Linda Shawish n’y va pas par quatre chemins pour qualifier le soutien appuyé de Joe Biden à Israël, qui bombarde sans relâche la bande de Gaza. Pour cette coiffeuse américano-palestinienne, les démocrates « soutiennent un génocide ».
Elle a voté démocrate mais ne le fera « absolument pas » à la présidentielle en 2024. « Et si Trump est le candidat républicain, je ne voterai probablement pas du tout », confie cette femme de 45 ans à l’AFP devant Halalco, un magasin musulman populaire de Falls Church, en Virginie (est).
A un an de l’élection, le soutien des Américains arabes et musulmans envers Joe Biden menace de s’effondrer en raison de sa politique au Moyen-Orient, ce qui pourrait faire basculer certains Etats.
Certains de ces électeurs interrogés par l’AFP considèrent que les Etats-Unis ne font pas suffisamment pression sur leur allié israélien pour limiter le nombre de morts parmi la population civile dans la bande de Gaza.
Depuis le début de la guerre, plus de 9.227 civils dont 3.826 enfants y ont été tués dans les bombardements israéliens, selon le Ministère de la Santé à Gaza.
« Quelque chose s’est profondément brisé dans le cœur de nombreux démocrates américains musulmans et arabes », observe Waleed Shahid, ancien porte-parole du sénateur de gauche Bernie Sanders.
« Pour eux, le président ne traite pas les vies palestiniennes et israéliennes à égalité », dit à l’AFP le militant démocrate.
Et au moins 1.400 Israeliens ont été tuées, d’après les autorités israeliennes, en majorité des civils le jour de l’opération Déluge d’al-Aqsa sans précédent du Hamas, le 7 octobre.
Avec 4,5 millions de musulmans, la communauté ne représente que 1,3% de la population américaine, selon un recensement religieux américain non officiel.
Mais l’élection présidentielle se fera « à quelques centaines de milliers de voix près dans une poignée d’Etats », fait remarquer Waleed Shahid.
La perte du vote musulman dans le Michigan, la Virginie, la Géorgie ou l’Arizona, quatre Etats qu’il a remportés en 2020, pourrait ainsi coûter cher à Joe Biden l’an prochain.
A Dar Al-Hijrah, une des principales mosquées du nord de la Virginie, l’imam Naeem Baig affirme que la communauté avait placé de grands espoirs en Joe Biden après le mandat douloureux de Donald Trump, qui avait restreint les voyages aux Etats-Unis depuis plusieurs pays musulmans.
« Sur les questions de justice raciale et économique, on sent que les démocrates ont beaucoup plus à offrir », dit-il à l’AFP.

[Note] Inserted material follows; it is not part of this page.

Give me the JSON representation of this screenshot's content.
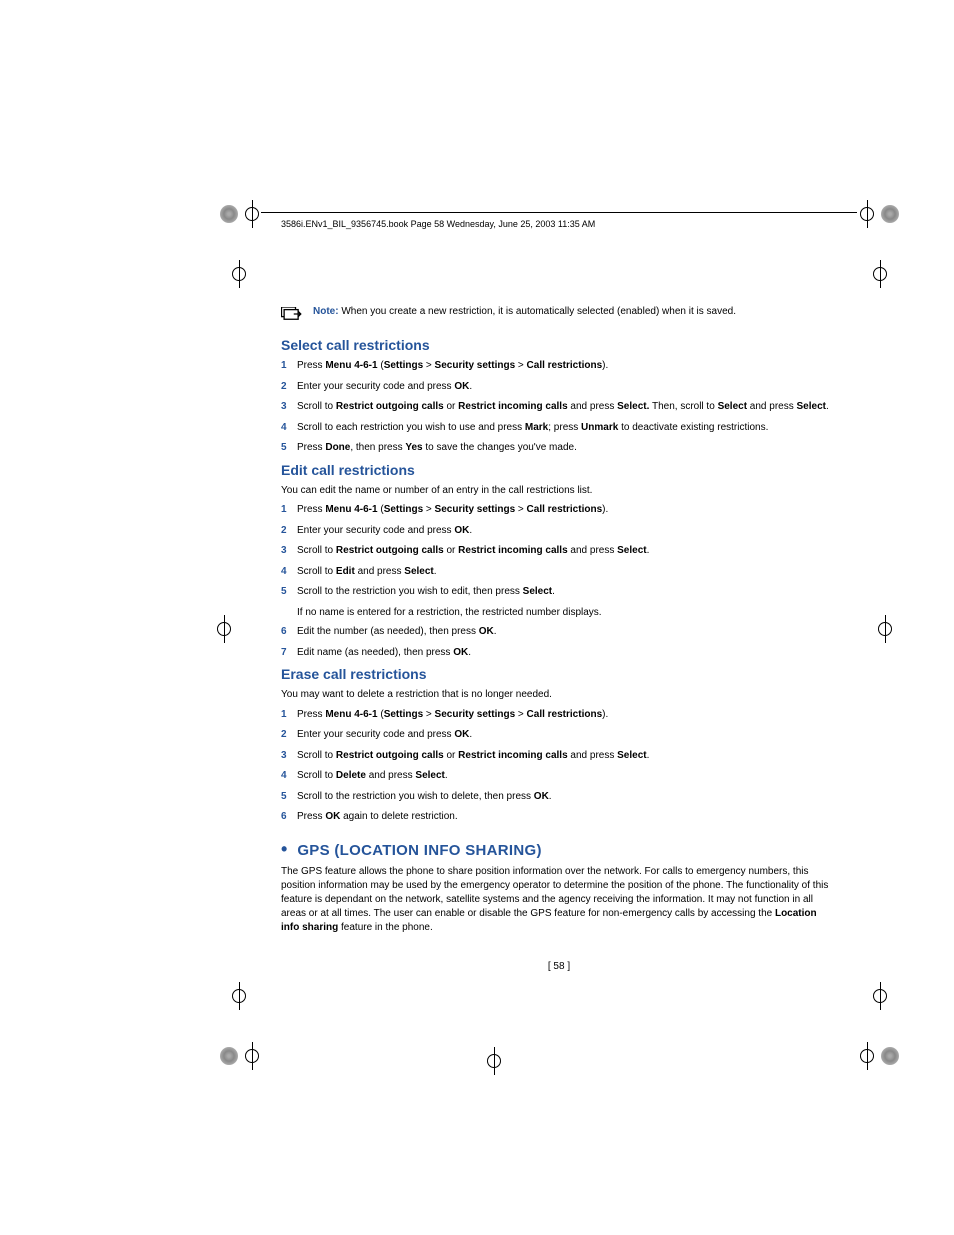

Selon un sondage du Conseil des relations américano-islamiques, 69% des musulmans ont voté pour Joe Biden en 2020, contre seulement 17% pour Donald Trump.
Mais les images glaçantes de Gaza ont provoqué une forme de traumatisme chez les fidèles, selon Naeem Baig. « Pour l’instant, je ne voterai pas pour le président Biden », assure-t-il.
Né dans un camp de réfugiés de Gaza, Khalid Mekki raconte que des membres de sa propre famille restent injoignables, en raison de coupures des communications par Israël.
« Nous aimons les Etats-Unis, c’est notre pays », confie cet homme d’affaires de 52 ans qui dirige un restaurant à Falls Church. Mais « on ne peut pas avoir du sang sur les mains, pas en mon nom », dit-il.
La déception de certains de ces électeurs a été accentuée par d’autres réactions de Joe Biden.
Le président a mis cinq jours pour appeler la famille d’un enfant américano-palestinien mortellement poignardé à Chicago. Il a aussi publiquement remis en question le bilan des morts fourni par le ministère de la Santé à Gaza, pourtant considéré comme fiable par les organisations internationales par le passé.
Ces derniers jours, la Maison Blanche a adouci son discours en promettant de lancer une stratégie contre l’islamophobie et Joe Biden a montré plus d’empathie vis-à-vis du sort des Palestiniens.
« Les actes parlent plus que les mots », estime Mahdi Bray, un afro-américain musulman de 72 ans, dont la solidarité avec les Palestiniens vient de sa propre expérience de la ségrégation dans le sud des Etats-Unis.
Mais Joe Biden pourrait retrouver grâce à ses yeux, dit-il, s’il exigeait un cessez-le-feu à Gaza, comme une bonne partie de la communauté internationale.